Ausschaffungshaft mit Verzicht auf mündl. Verhandlung

22. April 2024Deutsch5 min

S. 375) sowie bei eigentlichen Täuschungsmanövern, um die Identität zu

Source bs.ch

Appellationsgericht

des Kantons Basel-Stadt

als Verwaltungsgericht

Einzelrichterin für

Zwangsmassnahmen im

Ausländerrecht

AUS.2024.22

URTEIL

vom 22.

April 2024

Beteiligte

Migrationsamt des Kantons

Basel-Stadt,

Spiegelgasse 12, Postfach, 4001

Basel

gegen

A____, geb. [...], von Kosovo

Zurzeit im Gefängnis Bässlergut, Freiburgerstrasse 48,

4057 Basel

Gegenstand

Verfügung

des

Migrationsamtes vom 21. April 2024

betreffend Ausschaffungshaft mit

Verzicht auf mündliche Verhandlung

Nach

Durchsicht der Akten und in Erwägung,

dass der kosovarische Staatsangehörige A____ mit

einem Einreiseverbot betreffend die Schweiz und den gesamten Schengenraum und

mit Geltung vom 24. August 2019 bis zum 23. August 2024 belegt ist;

dass A____ in der Schweiz mehrfach vorbestraft

ist, wobei über ihn zweimal eine Freiheitsstrafe von 26 Monaten (einmal

teilbedingt und einmal unbedingt: Strafurteil des Obergerichts Kanton Solothurn

vom 25. März 2015, Strafurteil des Regionalgerichts Emmental-Oberaargau vom 31.

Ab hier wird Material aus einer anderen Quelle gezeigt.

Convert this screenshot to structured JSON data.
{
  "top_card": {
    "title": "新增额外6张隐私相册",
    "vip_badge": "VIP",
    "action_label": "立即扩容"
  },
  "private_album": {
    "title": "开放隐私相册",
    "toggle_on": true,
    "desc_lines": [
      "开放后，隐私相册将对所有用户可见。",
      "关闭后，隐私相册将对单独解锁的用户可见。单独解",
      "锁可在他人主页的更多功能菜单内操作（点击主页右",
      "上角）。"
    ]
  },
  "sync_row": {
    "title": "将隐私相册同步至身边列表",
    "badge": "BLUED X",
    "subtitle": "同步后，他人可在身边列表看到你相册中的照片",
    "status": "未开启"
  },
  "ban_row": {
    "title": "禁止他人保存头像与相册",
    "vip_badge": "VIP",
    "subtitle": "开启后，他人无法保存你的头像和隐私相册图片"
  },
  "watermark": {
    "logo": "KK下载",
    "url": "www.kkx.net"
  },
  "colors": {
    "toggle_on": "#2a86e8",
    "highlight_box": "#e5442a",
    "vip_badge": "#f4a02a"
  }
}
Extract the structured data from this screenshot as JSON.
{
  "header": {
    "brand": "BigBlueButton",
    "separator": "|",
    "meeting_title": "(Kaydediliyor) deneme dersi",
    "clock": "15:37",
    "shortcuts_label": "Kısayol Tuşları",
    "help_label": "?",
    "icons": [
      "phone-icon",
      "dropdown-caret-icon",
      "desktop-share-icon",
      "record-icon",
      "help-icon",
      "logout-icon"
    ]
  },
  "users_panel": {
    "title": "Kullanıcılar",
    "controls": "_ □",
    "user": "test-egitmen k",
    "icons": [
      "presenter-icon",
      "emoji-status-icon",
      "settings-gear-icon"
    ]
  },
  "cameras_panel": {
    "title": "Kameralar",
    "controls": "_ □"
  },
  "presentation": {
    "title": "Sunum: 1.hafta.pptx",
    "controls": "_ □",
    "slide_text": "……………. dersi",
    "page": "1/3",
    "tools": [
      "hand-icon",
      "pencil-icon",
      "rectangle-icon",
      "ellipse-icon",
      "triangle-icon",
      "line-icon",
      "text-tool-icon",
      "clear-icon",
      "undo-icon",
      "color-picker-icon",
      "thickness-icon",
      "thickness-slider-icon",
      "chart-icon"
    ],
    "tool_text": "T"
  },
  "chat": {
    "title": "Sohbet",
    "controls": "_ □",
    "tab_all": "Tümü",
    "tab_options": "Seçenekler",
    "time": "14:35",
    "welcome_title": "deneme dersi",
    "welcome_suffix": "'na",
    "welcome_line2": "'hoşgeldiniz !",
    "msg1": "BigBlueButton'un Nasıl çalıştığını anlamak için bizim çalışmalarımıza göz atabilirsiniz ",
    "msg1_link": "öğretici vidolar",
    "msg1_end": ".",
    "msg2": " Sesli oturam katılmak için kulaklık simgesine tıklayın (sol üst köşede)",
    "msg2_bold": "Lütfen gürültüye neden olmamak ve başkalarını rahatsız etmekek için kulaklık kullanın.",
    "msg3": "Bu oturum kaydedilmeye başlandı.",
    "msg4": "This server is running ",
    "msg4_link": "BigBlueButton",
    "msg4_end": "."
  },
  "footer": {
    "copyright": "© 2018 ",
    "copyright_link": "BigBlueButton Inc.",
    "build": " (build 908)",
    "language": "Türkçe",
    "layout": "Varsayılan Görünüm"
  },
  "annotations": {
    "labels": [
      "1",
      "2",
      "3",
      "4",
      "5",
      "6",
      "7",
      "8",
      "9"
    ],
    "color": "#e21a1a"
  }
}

März 2017) verhängt wurde;

dass A____ am 20. April 2024 auf dem Gelände des

Bahnhof SBB in Basel einer Zollkontrolle unterzogen wurde, anlässlich welcher

festgestellt wurde, dass das genannte Einreiseverbot besteht und A____

ausserdem ausgeschrieben war, weil eine Bussenzahlung über CHF 1580.– noch

ausstehend war (Bussbetrag wurde von A____ nun beglichen);

dass A____ deswegen festgenommen und dem

Migrationsamt zugeführt worden ist;

dass A____ gegenüber der Polizei und dem

Migrationsamt unterschiedliche Angaben betreffend den Grund seien Aufenthaltes

in der Schweiz sowie seine weiteren Reisepläne gemacht hat;

dass A____ gegenüber dem Migrationsamt zugegeben

hat, sich im Jahr 2023 in Deutschland unter dem Namen [...] aufgehalten zu

habe;

dass A____ mit Verfügungen des Migrationsamtes vom

21. April 2024 aus der Schweiz weggewiesen und für längstens 12 Tage in

Ausschaffungshaft versetzt worden ist;

dass gemäss § 2 des Gesetzes über den Vollzug der

Zwangsmassnahmen im Ausländerrecht (SG 122.300) ein Einzelgericht am

Appellationsgericht als Verwaltungsgericht für die in Art. 80 Abs. 2 Ausländer

und Integrationsgesetz (AIG, SR 142.20) vorgesehene Überprüfung der Haft zuständig

ist;

dass das Gericht auf die Durchführung einer

mündlichen Verhandlung verzichten kann, wenn die Ausschaffung voraussichtlich

innerhalb von acht Tagen nach der Haftanordnung erfolgen wird und die

betroffene Person sich damit schriftlich einverstanden erklärt hat (Art. 80

Abs. 3 AIG);

dass diese Voraussetzungen vorliegend erfüllt sind

und eine mündliche Verhandlung aufgrund der klaren Aktenlage auch entbehrlich

erscheint;

dass mit der heutigen Überprüfung der Haft im

schriftlichen Verfahren die Frist von 96 Stunden für die gerichtliche

Haftüberprüfung eingehalten ist (Art. 80 Abs. 2 und 3 AIG);

dass nach den gesetzlichen Vorschriften kann eine ausländische

Person zur Sicherstellung des Vollzugs eines erstinstanzlichen Weg- oder

Ausweisungsentscheids oder einer erstinstanzlichen Landesverweisung nach den

Art. 66a

und 66abis Strafgesetzbuch (StGB, SR 311.0)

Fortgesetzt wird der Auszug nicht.